Filthy secrets of medieval toilets: Featuring the Royal Water Closet of French King John the Fearless. "Lesser mortals of course had less sophisticated apparatus... Some were no more than holes built into the wall, others were primitive outhouses perched with wooden supports onto an upper story. A series of mediaeval illuminations at the exhibition shows that accidents in these contraptions were common." Mon dieu!
posted by eyebeam (9 comments total)

 
Talk about getting medieval on your ass!!
posted by jonson at 12:18 PM on June 13, 2003


I love learning about the social aspects of medieval history. I read a couple books a month about medieval history-but they never cover the basics-hygine and toilets and such enough. Give me more!!!

I'd hate to imagine the types of "mishaps" that happen with falling feces. Yuck.
posted by aacheson at 12:41 PM on June 13, 2003


This is why you have to build aqueducts and sewers to get your city to grow past level 5.
posted by dirtylittlemonkey at 12:55 PM on June 13, 2003


And settlers can be added to grow the city, but not past level 10.
/offtopic
oh god the original civ for dos... my soul burns!
posted by ac at 1:41 PM on June 13, 2003


Good article :)
posted by PigAlien at 1:42 PM on June 13, 2003


The pit had a permeable floor to allow liquids to drain and solids to settle. These would then be removed periodically by a tradesman who went by the nickname Monsieur Fifi.

So, now we know what to call the shit-stirrers!

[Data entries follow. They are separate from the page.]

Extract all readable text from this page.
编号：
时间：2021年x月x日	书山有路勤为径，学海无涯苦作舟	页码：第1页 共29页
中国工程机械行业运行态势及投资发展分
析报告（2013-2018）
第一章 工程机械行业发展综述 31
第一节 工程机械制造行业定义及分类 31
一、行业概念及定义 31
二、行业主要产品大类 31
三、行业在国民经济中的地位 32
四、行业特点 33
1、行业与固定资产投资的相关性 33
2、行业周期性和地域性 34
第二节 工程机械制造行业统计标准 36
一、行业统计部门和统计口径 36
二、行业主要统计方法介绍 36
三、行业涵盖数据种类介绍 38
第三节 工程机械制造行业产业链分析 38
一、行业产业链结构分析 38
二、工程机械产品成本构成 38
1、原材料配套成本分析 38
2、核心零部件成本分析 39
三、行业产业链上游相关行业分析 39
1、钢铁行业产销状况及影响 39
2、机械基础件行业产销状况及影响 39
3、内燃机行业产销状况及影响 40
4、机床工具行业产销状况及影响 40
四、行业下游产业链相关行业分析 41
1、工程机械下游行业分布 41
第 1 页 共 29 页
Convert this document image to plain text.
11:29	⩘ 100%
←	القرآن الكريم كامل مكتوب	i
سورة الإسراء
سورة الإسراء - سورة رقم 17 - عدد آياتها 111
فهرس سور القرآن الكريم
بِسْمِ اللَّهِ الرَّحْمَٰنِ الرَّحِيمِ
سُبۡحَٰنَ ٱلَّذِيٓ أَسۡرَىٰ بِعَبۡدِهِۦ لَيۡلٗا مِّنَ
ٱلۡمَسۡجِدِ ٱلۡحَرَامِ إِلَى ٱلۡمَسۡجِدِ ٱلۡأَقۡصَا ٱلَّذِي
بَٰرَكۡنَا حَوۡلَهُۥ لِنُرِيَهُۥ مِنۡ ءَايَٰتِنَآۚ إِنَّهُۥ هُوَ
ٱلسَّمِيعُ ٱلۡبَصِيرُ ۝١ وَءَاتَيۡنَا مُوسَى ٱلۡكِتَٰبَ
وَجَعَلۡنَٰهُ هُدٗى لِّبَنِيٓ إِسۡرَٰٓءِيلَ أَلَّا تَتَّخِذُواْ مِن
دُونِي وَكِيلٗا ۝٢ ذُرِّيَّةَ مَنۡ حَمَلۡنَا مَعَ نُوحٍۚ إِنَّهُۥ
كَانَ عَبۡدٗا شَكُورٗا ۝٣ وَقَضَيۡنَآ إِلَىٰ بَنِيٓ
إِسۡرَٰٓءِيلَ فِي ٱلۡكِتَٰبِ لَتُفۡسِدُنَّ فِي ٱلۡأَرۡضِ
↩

Very interesting, eyebeam. Now, I just have to link to this page with an image of some nice, comfy medieval toilets found during an excavation, not because the image is especially good, but because it comes to us from the Dungarvan Museum web site... Dung arvan museum...
posted by taz at 2:11 PM on June 13, 2003


Good find, eyebeam.
posted by thomas j wise at 3:02 PM on June 13, 2003


Great post.
posted by plep at 10:43 PM on June 13, 2003


An entertaining post, eyebeam! Like aacheson, I like learning the homely little details in history.

Plumbing World has quite a comprehensive historical overview of water closets, toilets and plumbing, and there is even more from theplumber.com - most interesting!